The climate change is leading to more turbulence during flights, increasing the risks for passengers and crew, and driving up costs, according to new research carried out by Professor Paul D. Williams, University of Reading. The study found that warmer air, caused by carbon emissions, is creating bumpier flights around the world, with severe turbulence in the North Atlantic up by 55% since 1979.
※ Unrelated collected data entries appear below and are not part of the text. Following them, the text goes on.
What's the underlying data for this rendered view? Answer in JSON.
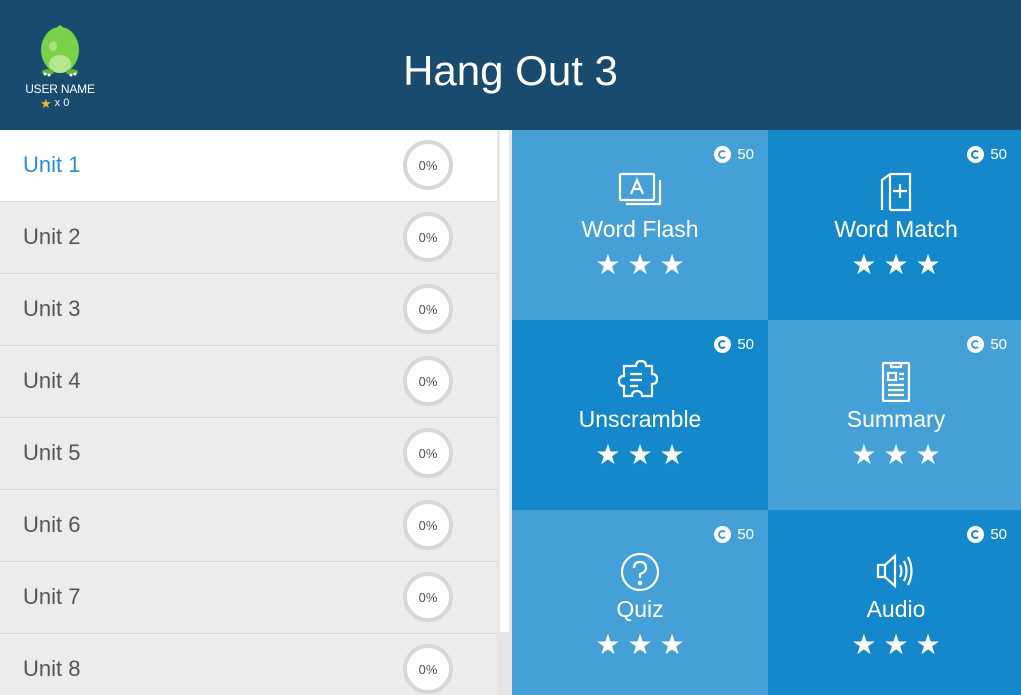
{
  "header": {
    "title": "Hang Out 3",
    "user_name": "USER NAME",
    "star_count": "x 0",
    "star_icon": "star-icon",
    "avatar": "green-egg-avatar"
  },
  "units": [
    {
      "label": "Unit 1",
      "progress": "0%",
      "active": true
    },
    {
      "label": "Unit 2",
      "progress": "0%"
    },
    {
      "label": "Unit 3",
      "progress": "0%"
    },
    {
      "label": "Unit 4",
      "progress": "0%"
    },
    {
      "label": "Unit 5",
      "progress": "0%"
    },
    {
      "label": "Unit 6",
      "progress": "0%"
    },
    {
      "label": "Unit 7",
      "progress": "0%"
    },
    {
      "label": "Unit 8",
      "progress": "0%"
    }
  ],
  "activities": [
    {
      "label": "Word Flash",
      "coins": "50",
      "icon": "flashcard-icon",
      "stars": 3
    },
    {
      "label": "Word Match",
      "coins": "50",
      "icon": "card-match-icon",
      "stars": 3
    },
    {
      "label": "Unscramble",
      "coins": "50",
      "icon": "puzzle-icon",
      "stars": 3
    },
    {
      "label": "Summary",
      "coins": "50",
      "icon": "document-icon",
      "stars": 3
    },
    {
      "label": "Quiz",
      "coins": "50",
      "icon": "question-icon",
      "stars": 3
    },
    {
      "label": "Audio",
      "coins": "50",
      "icon": "speaker-icon",
      "stars": 3
    }
  ],
  "colors": {
    "header_bg": "#194b6e",
    "tile_light": "#44a0d6",
    "tile_dark": "#1587cb",
    "active_unit_text": "#2a8fd0",
    "star_gold": "#f5b820"
  }
}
Turbulence is the leading cause of injuries to cabin crew and passengers in non-fatal accidents. During severe turbulence, passengers may be thrown against their seat belts or, if they are not wearing them, injured as they are tossed upwards or forwards. As well as the risk of injuries to passengers and flight attendants, every additional minute spent traveling through turbulence increases wear and tear on the aircraft. Airlines need to start thinking about how they will manage this increased turbulence, as it costs the industry up to $500M annually in the USA alone.

Industry challenges

The challenge the industry faces is the lack of accurate forecasts and information on turbulence. To predict its location, pilots use a combination of their own experience, looking at the weather ahead, data from an aircraft-mounted weather radar, weather reports, satellite images, and reports from other pilots who have just experienced turbulence themselves. If the pilot judges it to be too uncomfortable or unsafe to proceed, they can request routing or altitude changes. However, unfortunately, currently-available tools are insufficient, and forecasts are lacking. In most cases, this means pilots and their crews have to react to the situation as it arises, instead of being able to manage it.

To mitigate the impact of turbulence, it is essential to implement advanced tools that can accurately predict such events. SkyPath is a unique concept in the conservative commercial aviation industry. Instead of relying on yet another costly sensor, this crowdsourcing-based platform provides pilots and NOC teams with real-time, precise turbulence reports and predictions. These reports are automatically normalized for each aircraft type and can be easily accessed through an EFB or web tools. Additionally, the system proactively notifies pilots of turbulence ahead of time, enabling them to take immediate action, such as requesting an alternative route or instructing passengers and crew to fasten their seat belts.


In conclusion, while turbulence is a normal part of flying and not dangerous to aircraft, it can cause discomfort, fear, and injury to passengers and crew. The climate crisis is leading to more turbulence during flights, increasing the risks for passengers and crew, and driving up costs. By taking action today, the aviation industry can ensure a better, safer future.